Ce témoignage est pour nous le seul fondement et la seule garantie de l’authenticité de notre foi. C’est pourquoi la question de la vérité du témoignage est une question décisive pour nous tous. Si nous doutons que l’Église est instituée par le Christ, si nous ne croyons pas que le ministère apostolique est porté par le don de l’Esprit, si nous ne pouvons pas faire confiance à la charge d’enseignement confiée aux apôtres, aux évêques successeurs des apôtres et à leurs collaborateurs, alors nous avançons comme si nous avions les yeux bandés. Bien-sûr, nous pouvons avoir légitimement quantité de questions, de doutes, de critiques ou même d’irritations. Tout cela fait partie de la vie chrétienne. Mais nous ne pouvons pas avancer si nous ne faisons pas confiance à la parole de l’Église qui repose sur le don de l’Esprit.
Durant ses vingt-sept années de pontificat, Jean Paul II a voulu d’abord et avant tout conforter et nourrir la foi des chrétiens et donner à travers son ministère et sa présence, le signe de la confiance que l’on peut et que l’on doit faire à l’Église. Toute la vie de l’Église, toute sa mission, tout le don de l’espérance dont elle dispose pour le monde, repose sur ce pacte de confiance absolu dans le don que Jésus fait de son Esprit à ses apôtres, pour qu’ils conduisent le peuple de Dieu. Au cours de l’histoire de l’Église, chaque fois que des chrétiens ont voulu mettre ce pacte en cause, ils ont contribué à l’affaiblissement de la foi chrétienne et de l’Église. Même si leurs intentions pouvaient avoir du bon, ils ont choisi un moyen autodestructeur.
Nous recevons tous une part de cette mission
Si la mission de l’Église est de garantir la vérité et la solidité de ce témoignage, chacune et chacun d’entre-nous reçoit une part de cette mission. Tous ceux que le Christ a consacrés dans son Esprit pour constituer le peuple sacerdotal deviennent à leur tour non seulement témoins mais aussi garants de la foi. Cela signifie que nous ne pouvons pas nous taire et faire comme si c’était l’affaire des autres. Comme saint Pierre nous y invite, nous devons rendre simplement témoignage dans l’Esprit Saint, parce que « sans le voir, nous croyons, sans le voir nous l’aimons et nous exultons de joie parce que nous sommes sûrs de sa parole » (1 P 1, 6, 8-9).
Comme nous l’avons fait au cours de la Vigile pascale, et alors que vous vous préparez à participer à la béatification de Jean Paul II, cette grande fête de l’Église, je vais vous inviter à renouveler ensemble la profession de foi de votre baptême.

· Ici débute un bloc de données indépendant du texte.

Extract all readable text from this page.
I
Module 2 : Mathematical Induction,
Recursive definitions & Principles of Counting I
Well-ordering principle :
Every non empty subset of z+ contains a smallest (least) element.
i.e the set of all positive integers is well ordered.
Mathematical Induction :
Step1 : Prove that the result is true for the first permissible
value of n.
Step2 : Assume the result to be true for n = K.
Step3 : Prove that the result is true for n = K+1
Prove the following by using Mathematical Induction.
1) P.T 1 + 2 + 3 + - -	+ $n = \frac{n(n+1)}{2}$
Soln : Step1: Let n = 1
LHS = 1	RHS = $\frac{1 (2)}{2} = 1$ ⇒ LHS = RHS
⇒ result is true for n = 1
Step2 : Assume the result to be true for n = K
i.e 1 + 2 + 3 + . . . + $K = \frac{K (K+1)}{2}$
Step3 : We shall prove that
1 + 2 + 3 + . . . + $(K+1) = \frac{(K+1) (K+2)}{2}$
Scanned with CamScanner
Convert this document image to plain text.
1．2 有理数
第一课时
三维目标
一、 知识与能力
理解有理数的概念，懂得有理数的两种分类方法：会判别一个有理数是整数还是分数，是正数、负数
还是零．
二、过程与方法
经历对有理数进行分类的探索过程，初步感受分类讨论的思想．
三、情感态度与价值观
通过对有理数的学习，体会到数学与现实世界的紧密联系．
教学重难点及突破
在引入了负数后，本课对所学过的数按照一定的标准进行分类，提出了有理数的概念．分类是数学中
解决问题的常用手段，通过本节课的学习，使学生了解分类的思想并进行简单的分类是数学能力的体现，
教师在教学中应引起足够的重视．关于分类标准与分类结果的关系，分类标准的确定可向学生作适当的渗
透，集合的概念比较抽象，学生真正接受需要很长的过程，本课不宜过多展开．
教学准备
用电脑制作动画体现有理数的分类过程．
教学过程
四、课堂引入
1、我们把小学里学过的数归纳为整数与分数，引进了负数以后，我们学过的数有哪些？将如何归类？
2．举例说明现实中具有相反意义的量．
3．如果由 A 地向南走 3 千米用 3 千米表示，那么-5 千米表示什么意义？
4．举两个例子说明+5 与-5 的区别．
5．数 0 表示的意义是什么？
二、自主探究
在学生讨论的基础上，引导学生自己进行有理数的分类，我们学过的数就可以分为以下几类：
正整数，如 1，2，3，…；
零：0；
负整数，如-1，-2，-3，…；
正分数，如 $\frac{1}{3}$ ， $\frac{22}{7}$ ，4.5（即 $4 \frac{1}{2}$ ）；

Chacun de nous pourra répondre « je crois », non pas parce que nous sommes sûrs de nous, mais parce que nous sommes sûrs de Dieu. Je ne crois pas parce que je suis un bon croyant. Je crois parce que Dieu ne peut ni se tromper ni nous tromper, et qu’il met à notre disposition tous les moyens dont nous avons besoin pour nous fier à sa Parole. Amen.